Das Wichtigste in Kürze
- Ein Inserat sucht eine «Teamleitung Pflege» – doch die Gen Z ist unerwünscht.
- Yaël Meier kritisiert das Jobinserat, das die Generation Z ausschliesst.
- Bei Nau.ch kommen die Leserinnen und Leser zu Wort.
Eine Zürcher Spitex-Firma sucht eine «Teamleitung Pflege mit Herz und Verstand (100 %)». Doch bewerben soll sich dafür «Keine Generation Z!».
Man wolle keine «Montag/Freitag-Krankenschein-Mentalität».

Zur Gen-Z zählen alle jungen Erwachsenen mit den Jahrgängen zwischen 1995 und 2010.
Gen-Z-Fürsprecherin Yaël Meier kritisierte das Inserat scharf. «Ich finde es krass, ich finde es schlecht», sagte die 25-jährige Unternehmerin und Influencerin.

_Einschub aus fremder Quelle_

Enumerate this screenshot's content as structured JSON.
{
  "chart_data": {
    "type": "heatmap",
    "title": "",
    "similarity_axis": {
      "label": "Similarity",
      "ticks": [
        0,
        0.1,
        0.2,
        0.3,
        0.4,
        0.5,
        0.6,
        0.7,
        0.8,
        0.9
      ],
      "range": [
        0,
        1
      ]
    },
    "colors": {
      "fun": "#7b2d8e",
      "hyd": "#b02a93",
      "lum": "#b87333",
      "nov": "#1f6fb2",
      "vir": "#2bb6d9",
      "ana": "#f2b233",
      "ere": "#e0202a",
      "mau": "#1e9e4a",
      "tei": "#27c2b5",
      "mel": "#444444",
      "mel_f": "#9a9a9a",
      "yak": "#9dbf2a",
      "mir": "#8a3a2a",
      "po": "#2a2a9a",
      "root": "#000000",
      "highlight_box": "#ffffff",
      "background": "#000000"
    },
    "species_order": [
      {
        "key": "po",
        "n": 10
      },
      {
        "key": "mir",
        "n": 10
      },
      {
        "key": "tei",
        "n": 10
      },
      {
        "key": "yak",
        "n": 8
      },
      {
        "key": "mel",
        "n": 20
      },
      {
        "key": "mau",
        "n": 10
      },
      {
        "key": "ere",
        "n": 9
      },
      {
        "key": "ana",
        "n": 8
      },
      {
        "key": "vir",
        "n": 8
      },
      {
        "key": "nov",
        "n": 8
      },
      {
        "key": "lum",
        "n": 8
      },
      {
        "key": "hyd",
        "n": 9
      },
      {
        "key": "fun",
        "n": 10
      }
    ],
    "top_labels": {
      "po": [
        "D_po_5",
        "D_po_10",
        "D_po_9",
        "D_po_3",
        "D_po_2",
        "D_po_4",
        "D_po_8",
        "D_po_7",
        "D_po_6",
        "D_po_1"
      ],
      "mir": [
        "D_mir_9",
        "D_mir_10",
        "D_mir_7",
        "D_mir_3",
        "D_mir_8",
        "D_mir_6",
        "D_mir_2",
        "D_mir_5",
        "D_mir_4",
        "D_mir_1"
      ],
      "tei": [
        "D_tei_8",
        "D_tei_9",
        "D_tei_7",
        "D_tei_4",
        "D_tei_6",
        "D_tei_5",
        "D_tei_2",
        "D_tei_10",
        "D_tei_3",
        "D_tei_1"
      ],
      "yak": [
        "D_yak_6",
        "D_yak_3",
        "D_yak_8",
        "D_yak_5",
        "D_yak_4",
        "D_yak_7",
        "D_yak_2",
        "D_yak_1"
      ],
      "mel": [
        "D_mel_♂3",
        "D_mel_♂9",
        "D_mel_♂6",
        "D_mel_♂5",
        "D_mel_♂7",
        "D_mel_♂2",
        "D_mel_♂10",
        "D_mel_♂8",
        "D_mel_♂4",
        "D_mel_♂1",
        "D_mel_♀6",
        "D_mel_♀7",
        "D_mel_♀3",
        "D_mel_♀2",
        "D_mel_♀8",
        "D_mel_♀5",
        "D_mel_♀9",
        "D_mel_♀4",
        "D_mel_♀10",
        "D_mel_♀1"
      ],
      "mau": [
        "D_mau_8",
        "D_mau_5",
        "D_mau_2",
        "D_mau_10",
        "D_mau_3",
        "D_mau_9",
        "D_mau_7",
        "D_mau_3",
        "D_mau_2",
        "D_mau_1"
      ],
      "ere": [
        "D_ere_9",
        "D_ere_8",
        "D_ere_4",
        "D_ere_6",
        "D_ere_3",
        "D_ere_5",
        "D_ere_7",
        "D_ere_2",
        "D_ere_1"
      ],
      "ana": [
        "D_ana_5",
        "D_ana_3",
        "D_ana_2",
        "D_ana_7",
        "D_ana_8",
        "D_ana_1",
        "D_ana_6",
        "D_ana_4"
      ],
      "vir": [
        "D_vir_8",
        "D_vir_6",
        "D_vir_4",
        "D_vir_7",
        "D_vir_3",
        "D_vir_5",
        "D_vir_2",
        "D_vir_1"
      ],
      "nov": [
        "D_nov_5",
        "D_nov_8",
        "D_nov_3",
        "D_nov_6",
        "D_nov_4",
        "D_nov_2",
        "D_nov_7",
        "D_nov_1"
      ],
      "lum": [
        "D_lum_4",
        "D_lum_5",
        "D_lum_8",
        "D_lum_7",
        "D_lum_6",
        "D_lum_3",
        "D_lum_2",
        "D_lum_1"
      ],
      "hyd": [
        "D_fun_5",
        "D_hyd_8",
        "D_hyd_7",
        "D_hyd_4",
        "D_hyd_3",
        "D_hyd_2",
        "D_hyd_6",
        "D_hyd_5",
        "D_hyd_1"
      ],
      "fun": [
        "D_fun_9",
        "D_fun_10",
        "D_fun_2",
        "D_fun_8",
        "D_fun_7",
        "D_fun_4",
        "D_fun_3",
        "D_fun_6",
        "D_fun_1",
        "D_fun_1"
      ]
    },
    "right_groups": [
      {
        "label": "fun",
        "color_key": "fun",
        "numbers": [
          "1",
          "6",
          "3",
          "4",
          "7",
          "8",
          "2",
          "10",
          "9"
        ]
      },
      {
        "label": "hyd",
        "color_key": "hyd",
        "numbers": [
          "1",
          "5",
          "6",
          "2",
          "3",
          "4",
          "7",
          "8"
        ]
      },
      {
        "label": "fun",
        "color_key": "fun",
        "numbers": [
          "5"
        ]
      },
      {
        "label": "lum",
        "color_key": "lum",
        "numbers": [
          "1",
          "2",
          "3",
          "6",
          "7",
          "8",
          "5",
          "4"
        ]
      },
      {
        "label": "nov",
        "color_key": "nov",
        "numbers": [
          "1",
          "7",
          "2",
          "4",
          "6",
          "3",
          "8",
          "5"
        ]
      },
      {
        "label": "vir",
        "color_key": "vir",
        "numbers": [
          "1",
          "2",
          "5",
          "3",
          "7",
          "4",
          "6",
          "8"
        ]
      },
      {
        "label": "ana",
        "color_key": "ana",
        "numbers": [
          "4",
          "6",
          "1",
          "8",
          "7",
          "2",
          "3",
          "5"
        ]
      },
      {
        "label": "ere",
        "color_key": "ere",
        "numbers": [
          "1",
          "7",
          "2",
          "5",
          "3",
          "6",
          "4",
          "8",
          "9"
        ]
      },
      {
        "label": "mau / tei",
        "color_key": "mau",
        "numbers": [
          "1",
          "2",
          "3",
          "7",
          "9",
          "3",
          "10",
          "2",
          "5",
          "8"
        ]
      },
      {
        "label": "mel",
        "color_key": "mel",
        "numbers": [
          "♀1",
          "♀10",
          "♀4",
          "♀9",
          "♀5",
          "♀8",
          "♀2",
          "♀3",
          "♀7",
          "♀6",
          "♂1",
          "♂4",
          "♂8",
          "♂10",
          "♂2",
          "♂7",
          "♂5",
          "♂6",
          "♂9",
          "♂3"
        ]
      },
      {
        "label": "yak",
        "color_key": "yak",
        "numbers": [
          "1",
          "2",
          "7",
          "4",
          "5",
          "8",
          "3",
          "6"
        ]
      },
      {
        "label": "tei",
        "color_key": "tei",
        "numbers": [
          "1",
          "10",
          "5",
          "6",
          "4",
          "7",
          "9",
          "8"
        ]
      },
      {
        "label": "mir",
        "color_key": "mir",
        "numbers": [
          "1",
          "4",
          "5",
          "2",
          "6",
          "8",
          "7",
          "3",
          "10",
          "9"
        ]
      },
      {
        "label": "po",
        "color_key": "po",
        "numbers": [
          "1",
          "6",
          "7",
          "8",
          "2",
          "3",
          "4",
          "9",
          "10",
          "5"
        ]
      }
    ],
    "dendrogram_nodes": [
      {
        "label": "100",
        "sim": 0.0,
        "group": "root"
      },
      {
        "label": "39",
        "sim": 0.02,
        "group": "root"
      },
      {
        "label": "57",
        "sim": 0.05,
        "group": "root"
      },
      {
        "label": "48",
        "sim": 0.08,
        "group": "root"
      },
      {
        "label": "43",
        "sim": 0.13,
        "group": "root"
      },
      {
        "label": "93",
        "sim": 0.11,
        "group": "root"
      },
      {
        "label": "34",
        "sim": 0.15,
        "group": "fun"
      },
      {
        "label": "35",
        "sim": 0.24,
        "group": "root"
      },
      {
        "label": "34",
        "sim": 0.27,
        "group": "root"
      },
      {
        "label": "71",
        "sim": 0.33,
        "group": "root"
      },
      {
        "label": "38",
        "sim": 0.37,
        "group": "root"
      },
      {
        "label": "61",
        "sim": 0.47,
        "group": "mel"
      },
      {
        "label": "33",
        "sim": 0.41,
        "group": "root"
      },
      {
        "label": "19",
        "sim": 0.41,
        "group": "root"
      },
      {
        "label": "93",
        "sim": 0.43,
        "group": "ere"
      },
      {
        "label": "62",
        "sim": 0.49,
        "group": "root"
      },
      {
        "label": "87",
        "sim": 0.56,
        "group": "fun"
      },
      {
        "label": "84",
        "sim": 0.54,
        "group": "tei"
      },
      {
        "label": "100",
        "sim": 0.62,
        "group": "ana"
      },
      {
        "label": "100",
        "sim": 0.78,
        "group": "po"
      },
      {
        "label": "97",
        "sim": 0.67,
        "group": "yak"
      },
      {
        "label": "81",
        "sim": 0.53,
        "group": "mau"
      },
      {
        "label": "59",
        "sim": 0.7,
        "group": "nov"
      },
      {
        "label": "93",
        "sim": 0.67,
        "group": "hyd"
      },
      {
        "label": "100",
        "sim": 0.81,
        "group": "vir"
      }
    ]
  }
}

Anders sieht das die Nau.ch-Community. 87 Prozent finden es in Ordnung, wenn ein Arbeitgeber keine Gen-Z-Bewerber will.
«Irgendwann hat man die Nase voll»
In den Kommentaren schreiben User unter anderem, die Gen-Z sei «maximal eingebildet», «total überheblich» und «faul».
Ein User schreibt mit Verständnis für das Inserat: «Tja, die Gen Z, hat sich das selber eingebrockt, dass kaum jemand sie einstellen will. Gerade in diesem Job muss man sehr zuverlässig und auch belastbar sein. Auch bis man Feierabend hat, kann es manchmal länger dauern.»
Auch aus der Pflegebranche melden sich Stimmen. «Wir haben regelmässig immer wieder Probleme wegen der genannten Gründe im Bericht. Deshalb kann ich das sehr gut nachvollziehen, dass man irgendwann die Nase voll hat mit solchen Intermezzos. So leid mir das auch tut, wie das rüberkommt.»

Ein anderer findet: «Super, dann werden nicht unnötig Bewerbungen geschrieben, die eh schon vom Profil nicht passen. Man stellt auch keinen Maurer als Koch ein, nur weil er Spaghetti kochen kann.»
Generation Z wird auch verteidigt
Doch es gibt auch Gegenstimmen. «Und dann noch dieses dumme Ausrufezeichen in der Stellenanzeige ... Sie sollten mindestens so viel Frustrations-Toleranz haben, wie Sie von ihren Mitarbeitenden erwarten.»
Ein weiterer User betont: «Es gibt in jeder Generation Menschen, die arbeitswillig sind. Und es gibt in jeder Generation Menschen, die sind zu faul für jegliche Arbeit.»
Und ein dritter schreibt: «Schade, das so zu pauschalisieren. Hatte einige Auszubildende der Gen-Z. Es waren alle anständig, lernwillig und sehr gut in der Schule.»
Auch Ältere werden diskriminiert
Viele User weisen auch darauf hin, dass keinesfalls nur die Generation Z im Arbeitsmarkt diskriminiert wird. «Als sogenannter 50+ (Gen-X) lese ich zuhauf Stelleninserate: ‹Junges Team›, ‹Du bist nicht älter als ...› etc.»
Tatsächlich bestätigt eine aktuelle Studie von Rundstedt, einem grossen Schweizer Personalvermittler: 77 Prozent der HR-Manager beobachten eine Altersdiskriminierung bei Mitarbeitenden über 55 Jahren.